Organizers of the Hope Ride have something new up their sleeves for Saturday’s milestone 30th anniversary event.

The inaugural Moos & Blues Music Festival on the Hope Town Square will await bike riders and anyone else up for a good time. The free, six-hour festival will feature six blues acts.

Barbecued pork prepared by Jeff Yarnell, as well as strawberry shortcake desserts provided by Main Street of Hope, will be available from 11 a.m. to 5 p.m., event founder and organizer Paul Ashbrook said.

“You will not lose weight during the Hope Ride,” Ashbrook guaranteed in typical, tongue-in-cheek style.

The concert is the latest in a series of added attractions that have transformed a bicycle ride into a day-long jubilee in the northeast Bartholomew County community.

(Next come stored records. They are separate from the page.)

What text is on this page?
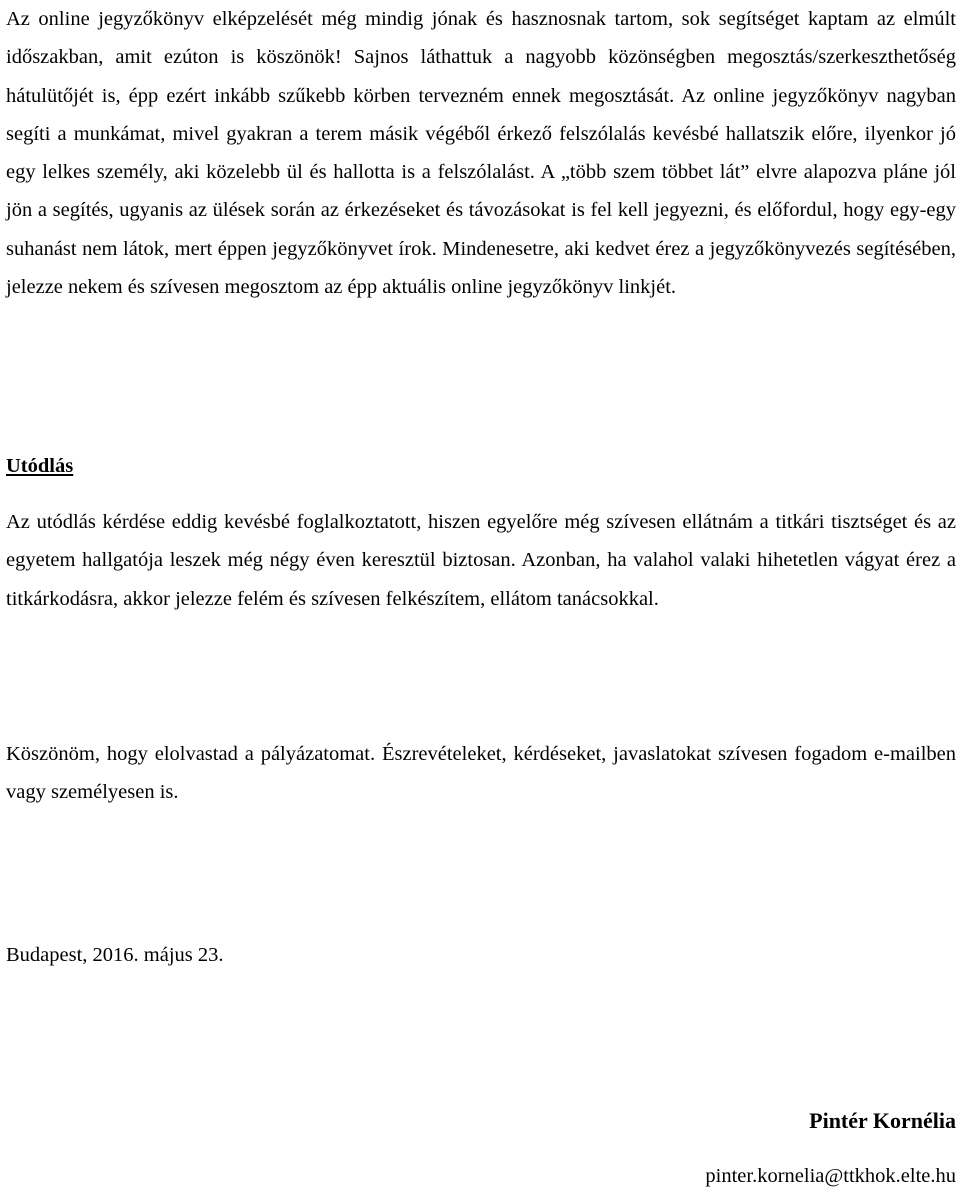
Az online jegyzőkönyv elképzelését még mindig jónak és hasznosnak tartom, sok segítséget kaptam az elmúlt időszakban, amit ezúton is köszönök! Sajnos láthattuk a nagyobb közönségben megosztás/szerkeszthetőség hátulütőjét is, épp ezért inkább szűkebb körben tervezném ennek megosztását. Az online jegyzőkönyv nagyban segíti a munkámat, mivel gyakran a terem másik végéből érkező felszólalás kevésbé hallatszik előre, ilyenkor jó egy lelkes személy, aki közelebb ül és hallotta is a felszólalást. A „több szem többet lát” elvre alapozva pláne jól jön a segítés, ugyanis az ülések során az érkezéseket és távozásokat is fel kell jegyezni, és előfordul, hogy egy-egy suhanást nem látok, mert éppen jegyzőkönyvet írok. Mindenesetre, aki kedvet érez a jegyzőkönyvezés segítésében, jelezze nekem és szívesen megosztom az épp aktuális online jegyzőkönyv linkjét.

Utódlás

Az utódlás kérdése eddig kevésbé foglalkoztatott, hiszen egyelőre még szívesen ellátnám a titkári tisztséget és az egyetem hallgatója leszek még négy éven keresztül biztosan. Azonban, ha valahol valaki hihetetlen vágyat érez a titkárkodásra, akkor jelezze felém és szívesen felkészítem, ellátom tanácsokkal.

Köszönöm, hogy elolvastad a pályázatomat. Észrevételeket, kérdéseket, javaslatokat szívesen fogadom e-mailben vagy személyesen is.

Budapest, 2016. május 23.
Pintér Kornélia
pinter.kornelia@ttkhok.elte.hu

Several different styles of music are now played by musicians at various rest stops during the bicycle ride itself. Other popular Hope Ride features include the pre-ride FunBunch Pancake Breakfast at Hauser Jr.-Sr. High School, a lunch on the town square and the celebratory root beer floats for ride finishers.

Philanthropic fun

The event has attracted 40,000 bicycle riders and raised more than $500,000 to help food pantries and youth outreach programs during its first 30 years.

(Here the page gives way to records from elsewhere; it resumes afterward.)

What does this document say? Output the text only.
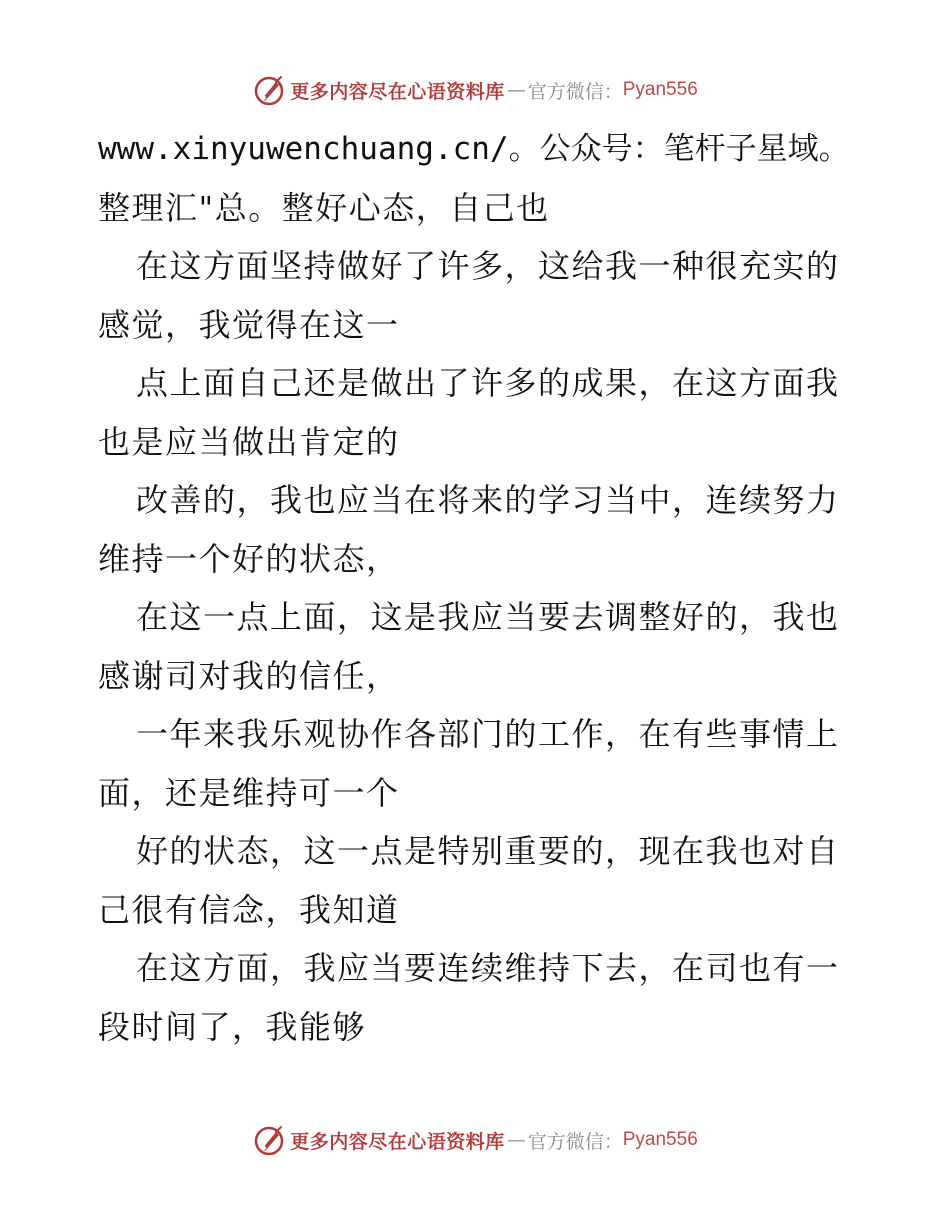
更多内容尽在心语资料库 — 官方微信： Pyan556
www.xinyuwenchuang.cn/。公众号：笔杆子星域。
整理汇"总。整好心态，自己也
在这方面坚持做好了许多，这给我一种很充实的
感觉，我觉得在这一
点上面自己还是做出了许多的成果，在这方面我
也是应当做出肯定的
改善的，我也应当在将来的学习当中，连续努力
维持一个好的状态，
在这一点上面，这是我应当要去调整好的，我也
感谢司对我的信任，
一年来我乐观协作各部门的工作，在有些事情上
面，还是维持可一个
好的状态，这一点是特别重要的，现在我也对自
己很有信念，我知道
在这方面，我应当要连续维持下去，在司也有一
段时间了，我能够
更多内容尽在心语资料库 — 官方微信： Pyan556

In the beginning, the Hope Ride was part of a fundraising drive to establish an endowment for the Hope Food Bank. But as the event grew, organizers found themselves in the enviable position of being able to support other causes, Ashbrook said.

Besides a variety of regional food banks, the Hope Ride now benefits other causes such as the Hope Summer Playground, Hauser Future Jets Basketball, Hauser’s Dollars for Scholars program, rural fire departments, the Hope Police Reserves, area scouting troops and local 4-H clubs, Ashbrook said.

In announcing route additions for the 30th anniversary ride, Ashbbook jokingly boasted the Hope Ride will now offer “more Shelby County than you would ever need!”

But the event organizer got just serious enough to assure riders that Hope Ride favorites such as the Mennonite homesteads, Simmons’ Winery/450 North Brewing Co., Red Dog’s Petting Zoo and Anderson Falls Park remain on the route. With windmills, old iron bridges, rustic barns and historic landmarks, the rural beauty found along the routes has contributed greatly to the growing success of the event.

Marketing fun

The Mad Magazine-inspired humor from Ashbrook and Hope graphic artist Rhett Whittington has played a part in making the Hope Ride stand out from competing long-distance bicycle rides throughout the Midwest.

In order to emphasize the new blues festival, the two have brought their popular illustrated bovines, the Moos Brothers, back to center stage to promote this year’s milestone event.

The characters are a parody of the blues and soul revivalist band, the Blues Brothers, that first appeared in a televised “Saturday Night Live” sketch in 1978.

The Moos Brothers — as well as the Mount Rushmore parody “Mt. Rushmoo” — have been top sellers in Hope Ride merchandise such as T-shirts, coffee mugs and posters, Ashbrook said.

Whittington’s illustrated Beatles parody for last year’s ride, “Sgt. Heifer’s Lonely Hearts Club’s Band,” commemorated the state’s bicentennial by utilizing faces of famous Hoosiers.